The Lateran Baptistery is the oldest baptistery in the world. Its interior was completely renovated in the seventeenth century, but in the chapels you can still admire beautiful mosaics from the fifth to the seventh century.
The baptistery, which is also known by the name of San Giovanni in Fonte, dates from the time of Emperor Constantine and was located in the Domus Faustae, the residence of the emperor’s second wife. In those days, this was the only baptistery in the world and all Christians were baptized here by the pope. As the religion spread, this became impractical and priests were allowed to baptize as well.
According to legend, Constantine himself was baptized here in 324 by Pope Sylvester I. In reality, Constantine was baptized in 337 on his deathbed in Achiron, near Nicomedia.
The Current Baptistery
The original baptistery, which was merely a room with a nymphaeum (a fountain with a natural spring) in the baths of the Domus Faustae, was soon replaced by a circular building. The current, octagonal building dates from 432 and was built by Pope Sixtus III.
The actual entrance and narthex of the baptistery is on the south side, but you can now enter the building from the north side at the Piazza Giovanni Paolo II (formerly Piazza San Giovanni in Laterano), near the side entrance of the Lateran Basilica.
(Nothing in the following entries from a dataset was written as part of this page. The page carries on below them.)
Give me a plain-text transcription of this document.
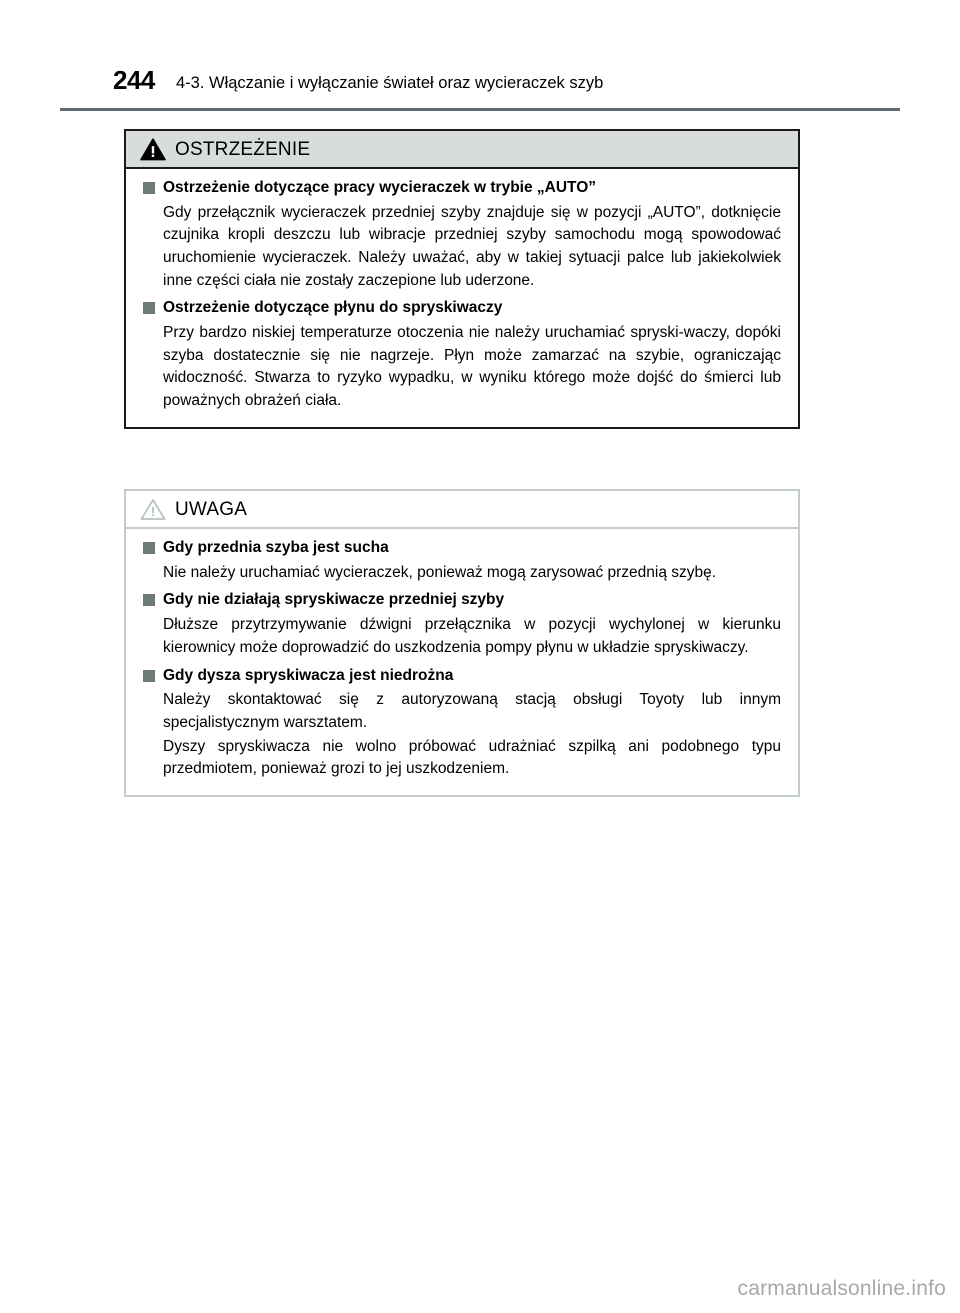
244 4-3. Włączanie i wyłączanie świateł oraz wycieraczek szyb
OSTRZEŻENIE
Ostrzeżenie dotyczące pracy wycieraczek w trybie „AUTO”
Gdy przełącznik wycieraczek przedniej szyby znajduje się w pozycji „AUTO”, dotknięcie czujnika kropli deszczu lub wibracje przedniej szyby samochodu mogą spowodować uruchomienie wycieraczek. Należy uważać, aby w takiej sytuacji palce lub jakiekolwiek inne części ciała nie zostały zaczepione lub uderzone.
Ostrzeżenie dotyczące płynu do spryskiwaczy
Przy bardzo niskiej temperaturze otoczenia nie należy uruchamiać spryski-waczy, dopóki szyba dostatecznie się nie nagrzeje. Płyn może zamarzać na szybie, ograniczając widoczność. Stwarza to ryzyko wypadku, w wyniku którego może dojść do śmierci lub poważnych obrażeń ciała.
UWAGA
Gdy przednia szyba jest sucha
Nie należy uruchamiać wycieraczek, ponieważ mogą zarysować przednią szybę.
Gdy nie działają spryskiwacze przedniej szyby
Dłuższe przytrzymywanie dźwigni przełącznika w pozycji wychylonej w kierunku kierownicy może doprowadzić do uszkodzenia pompy płynu w układzie spryskiwaczy.
Gdy dysza spryskiwacza jest niedrożna
Należy skontaktować się z autoryzowaną stacją obsługi Toyoty lub innym specjalistycznym warsztatem.
Dyszy spryskiwacza nie wolno próbować udrażniać szpilką ani podobnego typu przedmiotem, ponieważ grozi to jej uszkodzeniem.
carmanualsonline.info
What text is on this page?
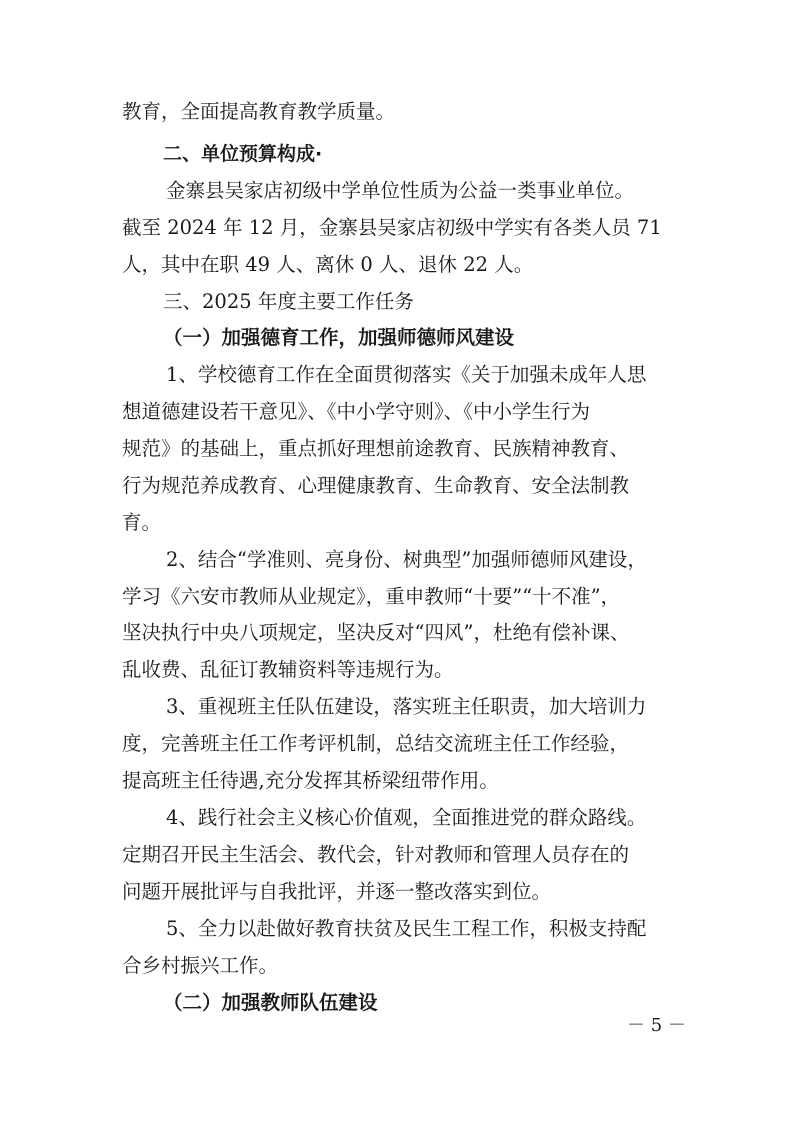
教育，全面提高教育教学质量。
二、单位预算构成·
金寨县吴家店初级中学单位性质为公益一类事业单位。
截至 2024 年 12 月，金寨县吴家店初级中学实有各类人员 71
人，其中在职 49 人、离休 0 人、退休 22 人。
三、2025 年度主要工作任务
（一）加强德育工作，加强师德师风建设
1、学校德育工作在全面贯彻落实《关于加强未成年人思
想道德建设若干意见》、《中小学守则》、《中小学生行为
规范》的基础上，重点抓好理想前途教育、民族精神教育、
行为规范养成教育、心理健康教育、生命教育、安全法制教
育。
2、结合“学准则、亮身份、树典型”加强师德师风建设，
学习《六安市教师从业规定》，重申教师“十要”“十不准”，
坚决执行中央八项规定，坚决反对“四风”，杜绝有偿补课、
乱收费、乱征订教辅资料等违规行为。
3、重视班主任队伍建设，落实班主任职责，加大培训力
度，完善班主任工作考评机制，总结交流班主任工作经验，
提高班主任待遇,充分发挥其桥梁纽带作用。
4、践行社会主义核心价值观，全面推进党的群众路线。
定期召开民主生活会、教代会，针对教师和管理人员存在的
问题开展批评与自我批评，并逐一整改落实到位。
5、全力以赴做好教育扶贫及民生工程工作，积极支持配
合乡村振兴工作。
（二）加强教师队伍建设
－ 5 －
The octagonal-shaped baptistery has served as a model for baptisteries worldwide. The brick exterior looks rather austere and from the piazza the only visible decorative elements are the reliefs with the insignia of Pope Alexander VII on the frieze below the roof, created in 1657 by Francesco Borromini. The narthex on the other side is beautifully decorated with an ancient carved entablature and porphyry columns in Corinthian order.
The building was renovated several times during its lifetime. The dome, which originally rested on an architrave, is now supported by an arcade that rests on classical porphyry columns. The Baroque interior decoration is relatively recent and dates from the seventeenth century. That includes the ornate bronze cover on the font, but the font itself – a basalt bathtub – is from antiquity.
Several chapels adjoin the baptistery. On the west side is the chapel of John the Baptist, built during the pontificate of Hilarius (461-468). Its bronze doors were taken from the Baths of Caracalla. When the heavy doors are opened, vibration causes the hinges to create a musical sound resembling an organ pipe.
Opposite is the chapel of John the Evangelist, built in the fifth century. Its bronze door, created in 1196, was modeled after that of the chapel of John the Baptist.
The small apse-shaped chapel of Secunda and Rufina is decorated with a mosaic from the fifth century that shows acanthus leaves against a blue background. They contrast starkly with the Byzantine-style mosaics of the chapel of San Venanzio, built in 640 by Pope John IV. San Venanzio (Saint Venantius Fortunatus) was a bishop and poet from the sixth century. Despite his name suggesting otherwise, he was never canonized.